Schumer Accuses Nunes of Interfering with Russia Probe

Senate Majority Leader Chuck Schumer

Republican Representative David Nunes (California) was blasted by Senate Minority Leader Chuck Schumer on Wednesday, as a result of the charges aimed towards Nunes, accusing him of altering the memo that was presented to the White House for review and release.

Schumer blamed Nunes for continuously undermining the rule of law with his interference in the Russian investigation for the 2016 elections.

“It’s clear that Chairman Nunes will seemingly stop at nothing to undermine the rule of law and interfere with the Russia probe. He’s been willing to carry the White House’s water, attack our law enforcement and intelligence officials, and now to mislead his House colleagues,” Schumer wrote.

According to The Hill, the Senate’s top Democrat went on to call on Speaker Paul Ryan to challenge Nunes and other Republicans on the House Intelligence Committee, who on Monday voted to release a memo detailing purported government surveillance abuses.
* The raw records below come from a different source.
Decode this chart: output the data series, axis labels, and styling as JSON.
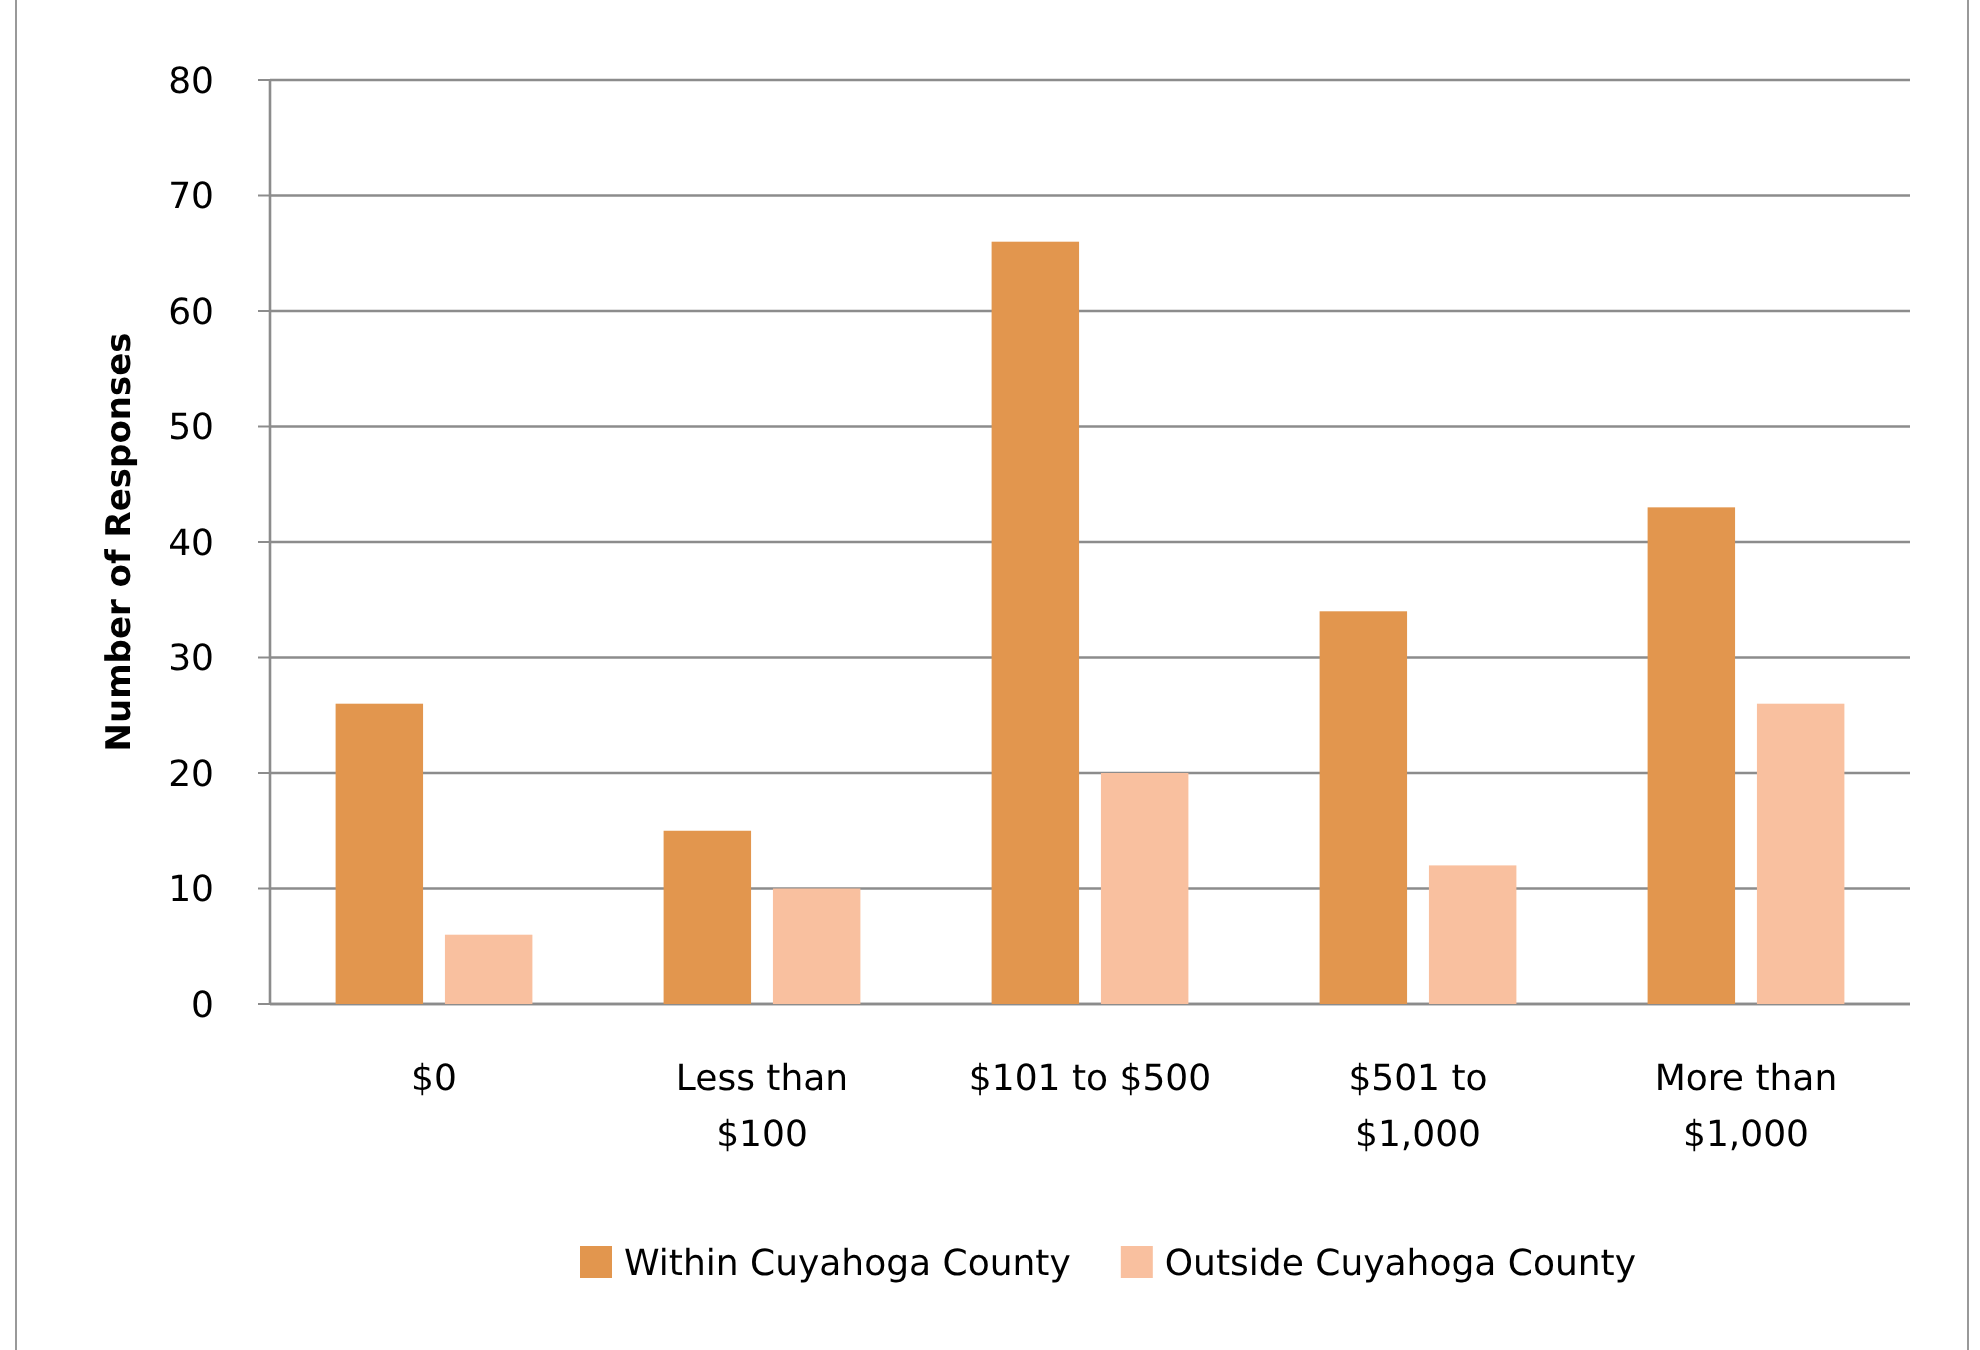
{
  "chart_data": {
    "type": "bar",
    "ylabel": "Number of Responses",
    "categories": [
      "$0",
      "Less than $100",
      "$101 to $500",
      "$501 to $1,000",
      "More than $1,000"
    ],
    "series": [
      {
        "name": "Within Cuyahoga County",
        "color": "#e2964e",
        "values": [
          26,
          15,
          66,
          34,
          43
        ]
      },
      {
        "name": "Outside Cuyahoga County",
        "color": "#f9c09f",
        "values": [
          6,
          10,
          20,
          12,
          26
        ]
      }
    ],
    "ylim": [
      0,
      80
    ],
    "yticks": [
      0,
      10,
      20,
      30,
      40,
      50,
      60,
      70,
      80
    ],
    "grid": "y",
    "legend": "bottom"
  }
}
“If Speaker Ryan cares about the integrity of the House or the rule of law, he will put an end to this charade once and for all,” Schumer said.
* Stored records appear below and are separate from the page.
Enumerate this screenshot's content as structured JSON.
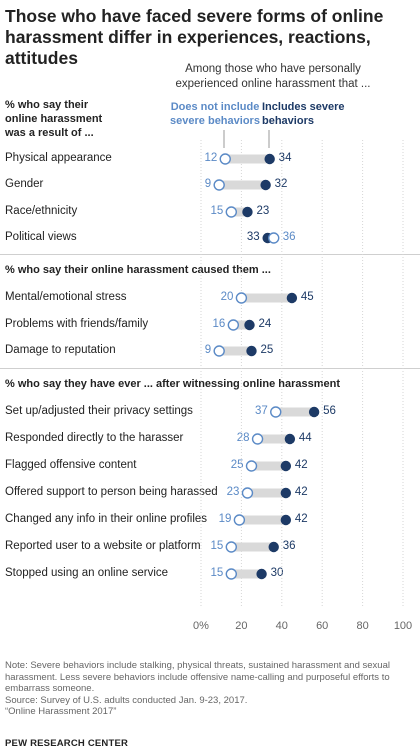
{
  "title_line1": "Those who have faced severe forms of online",
  "title_line2": "harassment differ in experiences, reactions, attitudes",
  "intro_line1": "Among those who have personally",
  "intro_line2": "experienced online harassment that ...",
  "legend": {
    "not_include_line1": "Does not include",
    "not_include_line2": "severe behaviors",
    "include_line1": "Includes severe",
    "include_line2": "behaviors"
  },
  "colors": {
    "not_include": "#5b8ac6",
    "include": "#1d3a66",
    "bar": "#d9d9d9"
  },
  "chart_data": {
    "type": "dot",
    "xlim": [
      0,
      100
    ],
    "x_ticks": [
      "0%",
      "20",
      "40",
      "60",
      "80",
      "100"
    ],
    "series_names": [
      "Does not include severe behaviors",
      "Includes severe behaviors"
    ],
    "sections": [
      {
        "title_line1": "% who say their",
        "title_line2": "online harassment",
        "title_line3": "was a result of ...",
        "rows": [
          {
            "label": "Physical appearance",
            "not_include": 12,
            "include": 34
          },
          {
            "label": "Gender",
            "not_include": 9,
            "include": 32
          },
          {
            "label": "Race/ethnicity",
            "not_include": 15,
            "include": 23
          },
          {
            "label": "Political views",
            "not_include": 36,
            "include": 33
          }
        ]
      },
      {
        "title": "% who say their online harassment caused them ...",
        "rows": [
          {
            "label": "Mental/emotional stress",
            "not_include": 20,
            "include": 45
          },
          {
            "label": "Problems with friends/family",
            "not_include": 16,
            "include": 24
          },
          {
            "label": "Damage to reputation",
            "not_include": 9,
            "include": 25
          }
        ]
      },
      {
        "title": "% who say they have ever ... after witnessing online harassment",
        "rows": [
          {
            "label": "Set up/adjusted their privacy settings",
            "not_include": 37,
            "include": 56
          },
          {
            "label": "Responded directly to the harasser",
            "not_include": 28,
            "include": 44
          },
          {
            "label": "Flagged offensive content",
            "not_include": 25,
            "include": 42
          },
          {
            "label": "Offered support to person being harassed",
            "not_include": 23,
            "include": 42
          },
          {
            "label": "Changed any info in their online profiles",
            "not_include": 19,
            "include": 42
          },
          {
            "label": "Reported user to a website or platform",
            "not_include": 15,
            "include": 36
          },
          {
            "label": "Stopped using an online service",
            "not_include": 15,
            "include": 30
          }
        ]
      }
    ]
  },
  "note_line1": "Note: Severe behaviors include stalking, physical threats, sustained harassment and sexual",
  "note_line2": "harassment. Less severe behaviors include offensive name-calling and purposeful efforts to",
  "note_line3": "embarrass someone.",
  "source_line1": "Source: Survey of U.S. adults conducted Jan. 9-23, 2017.",
  "source_line2": "“Online Harassment 2017”",
  "footer": "PEW RESEARCH CENTER"
}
Schumer’s remarks came after a letter from the committee’s ranking Democrat, Representative Adam Schiff, who said that Nunes made extensive changes to the memo between Monday’s vote and the scheduled presentation of the document to White House lawyers.

The Republican-made Memo contains information about abuse of United States surveillance powers by the Justice Department.

“While the Majority’s changes do not correct the profound distortions and inaccuracies in your document, they are nonetheless substantive,” Schiff wrote in his letter addressed to Nunes earlier Wednesday night.

“It is now imperative that the Committee Majority immediately withdraw the document that it sent to the White House.”

The memo was rejected also by the FBI, saying that the document is made to look misleading.

“As expressed during our initial review, we have grave concerns about material omissions of fact that fundamentally impact the memo’s accuracy,” the bureau wrote in a statement.